For more information concerning the research project please contact: Katia Parodi
Early-Stage researcher at Ludwig Maximilian University
My name is Beatrice Foglia, but everyone calls me Bea. I am almost 27 years old and I come from a little town next to Como, Italy. I am currently doing a PhD in Medical Physics at the University Ludwig-Maximilian in Munich, under the supervision of Katia Parodi and Marco Pinto. I first landed in Munich as an Erasmus student, after my Master in Physics applied to Medicine that I got at the University of Pavia.
I consider myself quite an outgoing and dynamic person, but I don’t dislike spending moments in quietness. I like sports and social events as well as I love spending time reading a good book or watching movies and TV series. I am vegan, I am an Harry Potter fan and, since I am here in Munich, I developed an addiction to brezeln.
My research project is about dose quantification from prompt-gamma (PG) imaging for adaptive planning. PG imaging is a promising technique developed for in vivo range verification of proton therapy. The aim of my project consist in a fast dose reconstruction, starting from the PG signal, of few exploratory pencil beams from the original treatment plan. In case of detected deviations from the originally intended dose, the information will be in turn fed to the adjustable RAPTOR treatment adaptation framework to enable adapting the remaining of the planned delivery.
I chose this PhD because, among the different branches of Medical Physics, radiation therapy is the one I fell in love with. My Master thesis was related to hadrontherapy, and I couldn’t be happier to go on with this path.
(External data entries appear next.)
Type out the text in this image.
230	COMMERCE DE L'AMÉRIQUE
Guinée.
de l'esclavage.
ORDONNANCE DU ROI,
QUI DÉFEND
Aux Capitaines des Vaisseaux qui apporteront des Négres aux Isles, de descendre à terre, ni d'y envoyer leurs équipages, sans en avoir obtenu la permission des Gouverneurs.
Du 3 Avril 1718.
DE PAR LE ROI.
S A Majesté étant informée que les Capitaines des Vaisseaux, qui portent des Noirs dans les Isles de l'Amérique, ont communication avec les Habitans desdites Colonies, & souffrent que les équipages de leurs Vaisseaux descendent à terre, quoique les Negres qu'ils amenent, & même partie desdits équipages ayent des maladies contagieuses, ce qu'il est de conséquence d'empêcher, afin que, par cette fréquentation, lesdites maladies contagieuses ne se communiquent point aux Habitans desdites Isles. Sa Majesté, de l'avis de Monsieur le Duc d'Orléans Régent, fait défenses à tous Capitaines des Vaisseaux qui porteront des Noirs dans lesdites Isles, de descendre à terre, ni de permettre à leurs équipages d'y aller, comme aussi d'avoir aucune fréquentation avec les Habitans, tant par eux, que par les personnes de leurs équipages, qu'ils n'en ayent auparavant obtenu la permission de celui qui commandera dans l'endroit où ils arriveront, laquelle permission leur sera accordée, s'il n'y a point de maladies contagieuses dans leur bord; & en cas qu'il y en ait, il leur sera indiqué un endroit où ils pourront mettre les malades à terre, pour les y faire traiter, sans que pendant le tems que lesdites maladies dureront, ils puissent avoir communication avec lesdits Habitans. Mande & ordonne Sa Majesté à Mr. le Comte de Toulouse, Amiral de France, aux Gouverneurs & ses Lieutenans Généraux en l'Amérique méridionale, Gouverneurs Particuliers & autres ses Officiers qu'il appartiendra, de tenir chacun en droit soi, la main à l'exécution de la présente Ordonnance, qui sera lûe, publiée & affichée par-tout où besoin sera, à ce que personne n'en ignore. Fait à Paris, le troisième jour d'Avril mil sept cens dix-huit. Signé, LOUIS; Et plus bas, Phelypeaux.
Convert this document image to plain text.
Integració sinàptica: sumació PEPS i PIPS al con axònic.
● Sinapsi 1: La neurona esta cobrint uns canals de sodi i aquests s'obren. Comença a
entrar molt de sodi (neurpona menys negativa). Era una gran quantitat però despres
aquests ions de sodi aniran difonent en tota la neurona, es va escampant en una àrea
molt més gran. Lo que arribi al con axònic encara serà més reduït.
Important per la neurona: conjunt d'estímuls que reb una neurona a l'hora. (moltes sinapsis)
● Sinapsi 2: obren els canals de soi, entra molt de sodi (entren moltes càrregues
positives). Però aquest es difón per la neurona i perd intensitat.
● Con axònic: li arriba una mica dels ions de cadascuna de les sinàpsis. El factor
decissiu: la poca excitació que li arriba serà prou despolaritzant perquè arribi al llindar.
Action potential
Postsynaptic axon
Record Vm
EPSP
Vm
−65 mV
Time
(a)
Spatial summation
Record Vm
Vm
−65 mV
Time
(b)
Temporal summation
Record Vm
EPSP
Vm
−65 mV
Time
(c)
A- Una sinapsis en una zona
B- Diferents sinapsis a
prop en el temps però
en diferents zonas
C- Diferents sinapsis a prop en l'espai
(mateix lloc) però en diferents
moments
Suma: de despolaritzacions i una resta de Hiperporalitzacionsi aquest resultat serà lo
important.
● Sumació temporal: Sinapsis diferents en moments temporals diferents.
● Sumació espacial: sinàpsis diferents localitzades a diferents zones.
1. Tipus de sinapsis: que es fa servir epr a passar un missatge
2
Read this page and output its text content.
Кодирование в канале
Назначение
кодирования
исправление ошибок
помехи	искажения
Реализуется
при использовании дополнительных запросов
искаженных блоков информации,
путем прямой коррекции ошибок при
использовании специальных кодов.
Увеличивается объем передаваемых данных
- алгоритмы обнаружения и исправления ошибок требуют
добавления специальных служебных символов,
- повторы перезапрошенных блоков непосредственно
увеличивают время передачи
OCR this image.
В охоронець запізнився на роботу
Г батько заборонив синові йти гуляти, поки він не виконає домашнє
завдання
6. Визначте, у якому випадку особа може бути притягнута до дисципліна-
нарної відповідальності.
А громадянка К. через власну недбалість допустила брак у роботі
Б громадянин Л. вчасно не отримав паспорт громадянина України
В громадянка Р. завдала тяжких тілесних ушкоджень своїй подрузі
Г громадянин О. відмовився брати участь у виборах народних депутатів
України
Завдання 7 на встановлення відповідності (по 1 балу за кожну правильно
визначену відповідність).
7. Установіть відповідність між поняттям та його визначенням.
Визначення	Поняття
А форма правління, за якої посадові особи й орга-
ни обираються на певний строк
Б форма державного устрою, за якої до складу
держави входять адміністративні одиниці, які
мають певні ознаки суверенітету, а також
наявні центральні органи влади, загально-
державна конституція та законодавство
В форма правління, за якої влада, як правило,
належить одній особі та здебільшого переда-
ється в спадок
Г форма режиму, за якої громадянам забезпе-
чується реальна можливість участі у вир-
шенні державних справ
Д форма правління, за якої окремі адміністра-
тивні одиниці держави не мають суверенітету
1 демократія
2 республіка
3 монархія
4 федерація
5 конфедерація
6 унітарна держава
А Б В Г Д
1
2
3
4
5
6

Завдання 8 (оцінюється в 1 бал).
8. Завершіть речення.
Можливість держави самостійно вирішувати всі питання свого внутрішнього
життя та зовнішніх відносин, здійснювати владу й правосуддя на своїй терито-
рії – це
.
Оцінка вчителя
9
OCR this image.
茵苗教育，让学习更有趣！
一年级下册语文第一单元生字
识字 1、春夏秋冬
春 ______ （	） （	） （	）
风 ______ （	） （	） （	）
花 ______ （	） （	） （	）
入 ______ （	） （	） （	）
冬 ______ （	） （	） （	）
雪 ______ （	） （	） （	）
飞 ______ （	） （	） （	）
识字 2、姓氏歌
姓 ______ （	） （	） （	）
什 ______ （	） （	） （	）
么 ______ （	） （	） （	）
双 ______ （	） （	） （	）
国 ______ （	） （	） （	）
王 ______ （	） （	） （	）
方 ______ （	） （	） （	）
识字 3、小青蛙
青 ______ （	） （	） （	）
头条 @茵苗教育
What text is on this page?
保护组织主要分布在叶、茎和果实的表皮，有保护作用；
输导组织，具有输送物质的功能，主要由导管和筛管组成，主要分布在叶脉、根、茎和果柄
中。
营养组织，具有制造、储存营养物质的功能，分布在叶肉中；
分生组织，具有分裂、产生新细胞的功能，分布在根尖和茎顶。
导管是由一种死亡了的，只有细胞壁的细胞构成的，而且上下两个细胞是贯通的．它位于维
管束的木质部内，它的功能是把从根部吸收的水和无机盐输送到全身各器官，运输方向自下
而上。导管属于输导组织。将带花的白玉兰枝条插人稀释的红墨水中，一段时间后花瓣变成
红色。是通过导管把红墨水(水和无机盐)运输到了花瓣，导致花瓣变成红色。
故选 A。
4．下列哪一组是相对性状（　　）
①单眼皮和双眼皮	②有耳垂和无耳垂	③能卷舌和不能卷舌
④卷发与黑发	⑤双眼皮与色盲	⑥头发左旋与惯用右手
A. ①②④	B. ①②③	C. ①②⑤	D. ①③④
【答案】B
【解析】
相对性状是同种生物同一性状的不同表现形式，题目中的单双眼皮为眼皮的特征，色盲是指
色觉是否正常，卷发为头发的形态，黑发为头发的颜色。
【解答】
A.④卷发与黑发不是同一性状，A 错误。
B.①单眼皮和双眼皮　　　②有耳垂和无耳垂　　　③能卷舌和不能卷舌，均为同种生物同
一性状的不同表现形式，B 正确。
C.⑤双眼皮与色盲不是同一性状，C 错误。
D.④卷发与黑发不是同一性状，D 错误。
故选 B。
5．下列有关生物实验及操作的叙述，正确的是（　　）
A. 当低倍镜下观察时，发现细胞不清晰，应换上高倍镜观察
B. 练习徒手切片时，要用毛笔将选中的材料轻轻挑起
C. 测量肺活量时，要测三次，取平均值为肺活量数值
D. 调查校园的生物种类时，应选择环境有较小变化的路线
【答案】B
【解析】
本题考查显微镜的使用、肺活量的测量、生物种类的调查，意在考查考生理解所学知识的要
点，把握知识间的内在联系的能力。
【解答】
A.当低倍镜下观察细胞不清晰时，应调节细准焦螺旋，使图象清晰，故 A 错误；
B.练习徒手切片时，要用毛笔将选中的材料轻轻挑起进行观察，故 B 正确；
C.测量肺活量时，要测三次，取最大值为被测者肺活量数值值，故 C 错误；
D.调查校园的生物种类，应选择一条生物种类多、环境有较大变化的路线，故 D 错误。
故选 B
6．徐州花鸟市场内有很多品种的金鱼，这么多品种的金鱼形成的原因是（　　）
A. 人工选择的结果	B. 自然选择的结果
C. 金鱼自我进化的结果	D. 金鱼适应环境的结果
Even though proton therapy has been clinical applied for years and its feasibility has been clearly proved, giving hope to a lot of patients, it can be improved, and this is the aim of RAPTOR, so that its benefits could be made available to even more patient.
Ludwig-Maximilians Universitat Muenchen
LMU is a leading teaching and research university, featuring one of the largest Physics Faculties in Germany. The proposed project will be carried out at the Department of Medical Physics in the Faculty of Physics of LMU, which roughly amounts to 65 members and offers a dynamic, multi-disciplinary and international environment working on various core-topics of ion beam therapy, with emphasis on image guidance and in-vivo range verification.